The group process and experience can work to create and strengthen the internalization of new resources for support and self regulation.
The group experience can offer a sense of triumph over trauma. It is a powerful experience to be supported, cheered on, believed in by fellow members of the group!
The group experience creates a sense of relief in helping participant realize they are no longer alone and isolated…so often the experience a trauma survivor experiences. The group can provide a safe place where members can give voice to their experience with the support of empathetic and non judgmental members.
The group can offer a mirror of sorts to reflect to the participant that they are valuable…and more than their deepest pain and trauma.
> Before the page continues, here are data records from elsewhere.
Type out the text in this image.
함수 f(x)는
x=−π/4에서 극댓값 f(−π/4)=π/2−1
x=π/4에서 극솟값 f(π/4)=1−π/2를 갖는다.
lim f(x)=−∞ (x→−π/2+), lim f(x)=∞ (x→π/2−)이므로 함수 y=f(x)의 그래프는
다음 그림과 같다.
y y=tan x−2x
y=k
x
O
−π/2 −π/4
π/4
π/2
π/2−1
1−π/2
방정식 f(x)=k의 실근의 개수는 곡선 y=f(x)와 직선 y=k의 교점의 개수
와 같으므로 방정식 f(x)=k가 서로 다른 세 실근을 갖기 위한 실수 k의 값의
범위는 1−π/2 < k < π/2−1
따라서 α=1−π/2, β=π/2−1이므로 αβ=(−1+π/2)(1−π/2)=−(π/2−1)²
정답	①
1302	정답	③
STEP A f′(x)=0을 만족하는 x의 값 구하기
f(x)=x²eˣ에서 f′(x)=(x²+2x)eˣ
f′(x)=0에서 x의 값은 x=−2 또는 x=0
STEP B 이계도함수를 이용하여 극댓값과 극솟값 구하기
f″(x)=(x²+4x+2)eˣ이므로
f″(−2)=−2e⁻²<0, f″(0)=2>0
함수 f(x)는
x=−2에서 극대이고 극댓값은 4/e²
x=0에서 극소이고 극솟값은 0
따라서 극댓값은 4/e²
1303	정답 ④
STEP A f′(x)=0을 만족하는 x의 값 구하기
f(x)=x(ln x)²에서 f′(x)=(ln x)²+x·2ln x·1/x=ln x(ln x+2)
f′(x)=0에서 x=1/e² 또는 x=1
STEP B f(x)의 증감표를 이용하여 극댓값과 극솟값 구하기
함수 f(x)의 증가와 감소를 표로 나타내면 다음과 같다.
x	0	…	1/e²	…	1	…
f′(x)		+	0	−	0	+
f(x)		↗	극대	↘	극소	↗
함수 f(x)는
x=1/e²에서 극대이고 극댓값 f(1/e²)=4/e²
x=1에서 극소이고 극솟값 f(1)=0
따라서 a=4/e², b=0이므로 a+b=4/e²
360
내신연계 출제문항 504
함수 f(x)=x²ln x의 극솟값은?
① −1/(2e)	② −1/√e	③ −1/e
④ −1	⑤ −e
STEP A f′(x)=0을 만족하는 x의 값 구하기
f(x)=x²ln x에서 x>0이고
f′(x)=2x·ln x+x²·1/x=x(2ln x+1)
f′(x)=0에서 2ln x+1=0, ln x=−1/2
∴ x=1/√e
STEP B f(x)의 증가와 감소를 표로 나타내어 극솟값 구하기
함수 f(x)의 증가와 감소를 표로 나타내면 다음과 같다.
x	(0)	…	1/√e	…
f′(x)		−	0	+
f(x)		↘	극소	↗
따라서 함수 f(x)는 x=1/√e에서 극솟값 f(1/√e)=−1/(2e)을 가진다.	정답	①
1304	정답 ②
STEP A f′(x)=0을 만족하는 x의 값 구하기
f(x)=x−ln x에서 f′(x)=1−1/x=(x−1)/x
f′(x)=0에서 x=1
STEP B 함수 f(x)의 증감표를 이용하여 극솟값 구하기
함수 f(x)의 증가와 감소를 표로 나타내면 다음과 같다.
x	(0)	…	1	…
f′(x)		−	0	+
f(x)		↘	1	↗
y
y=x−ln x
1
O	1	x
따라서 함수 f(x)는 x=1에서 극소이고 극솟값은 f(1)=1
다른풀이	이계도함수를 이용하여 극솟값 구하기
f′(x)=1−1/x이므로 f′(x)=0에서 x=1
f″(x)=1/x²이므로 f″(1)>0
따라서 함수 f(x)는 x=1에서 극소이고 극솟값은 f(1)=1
*It is important to acknowledge that often trauma survivors may avoid exercise because it can increase bodily arousal of symptoms associated with trauma, such as shortness of breath or increased heart rate. These physical experiences or others, can elicit the fight, flight or immobilization response, as they may be associated with body memory, fear and anxiety. It is understood that this arousal from exercise might cause their hyper/hypo arousal symptoms to worsen. The benefit of the therapeutic setting is that the therapist will work directly with the class member if this happens. Adjustments will be made and attention will be given to meet the individual’s needs, to bring her back to an internal place of regulation, connection, calm and safety. The design of the class allows for the group to support this process as well.